A estrutura on-line não se apenas fica pelas corridas. É ainda adequada para reforçar o interesse pelos melhores tempos. Cada carro permite inscrever o tempo mais rápido praticado em pista, figurando numa tabela mundial, liderada pelos condutores mais vorazes.
Em função das falhas nas corridas on-line não se sintam surpreendidos se ficarem mais tempo a jogar pelas voltas rápidas à procura de um lugar ao sol nas tabelas de liderança.
Graças a estas estruturas de progressão o jogo mantém uma longevidade interessante. As corridas são diversificadas até porque cada carro é um desafio e teste à condução. O efeito Pokemon é constante e mesmo com setenta e poucos veículos disponíveis terão de competir bastante para terem um stande que faça inveja aos sultões do médio oriente, os senhores do ouro negro.

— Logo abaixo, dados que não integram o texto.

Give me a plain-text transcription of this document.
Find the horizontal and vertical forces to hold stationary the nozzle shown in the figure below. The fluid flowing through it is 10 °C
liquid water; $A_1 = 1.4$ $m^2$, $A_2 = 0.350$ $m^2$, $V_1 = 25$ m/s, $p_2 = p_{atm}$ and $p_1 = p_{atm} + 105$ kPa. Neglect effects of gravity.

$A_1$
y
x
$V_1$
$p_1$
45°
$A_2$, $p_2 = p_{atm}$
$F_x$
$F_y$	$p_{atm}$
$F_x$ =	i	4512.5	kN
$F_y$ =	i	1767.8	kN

Ainda assim GT5P não é um jogo completo e até mesmo a ausência de danos nas carroçarias, que a Polyphony prometeu incluir numa futura actualização, não prejudicam uma experiência que evoluiu consideravelmente face à última entrega. Tal como o nome sugere, GT5P é o ponto de partida para uma versão final que se espera a transbordar de competição pelos poros. Por enquanto, e mesmo com poucas pistas (mas cativantes), só o prazer de conduzir veículos como o Ferrari F40 (não podem escolher outra cor senão o rosso de origem), escutando o rugido tão caracterizador e empolgante à medida que sobe o indicador das rotações e ficar deliciado vendo-o serpentar as curvas de Eiger Nordwand, é algo que relança a série para um novo posto. Kazunori Yamauchi disse numa entrevista à britânica EDGE que eu quero que GT seja o jogo onde os amantes de automóveis se juntem e possam comunicar a paixão pelo automóvel. Com todo o tratamento meticuloso empregue ao mais ínfimo detalhe é notório que a equipa de Yamauchi melhorou a experiência de condução virtual. Mais que tornar os carros objectos de desejo, é divertido poder conduzi-los.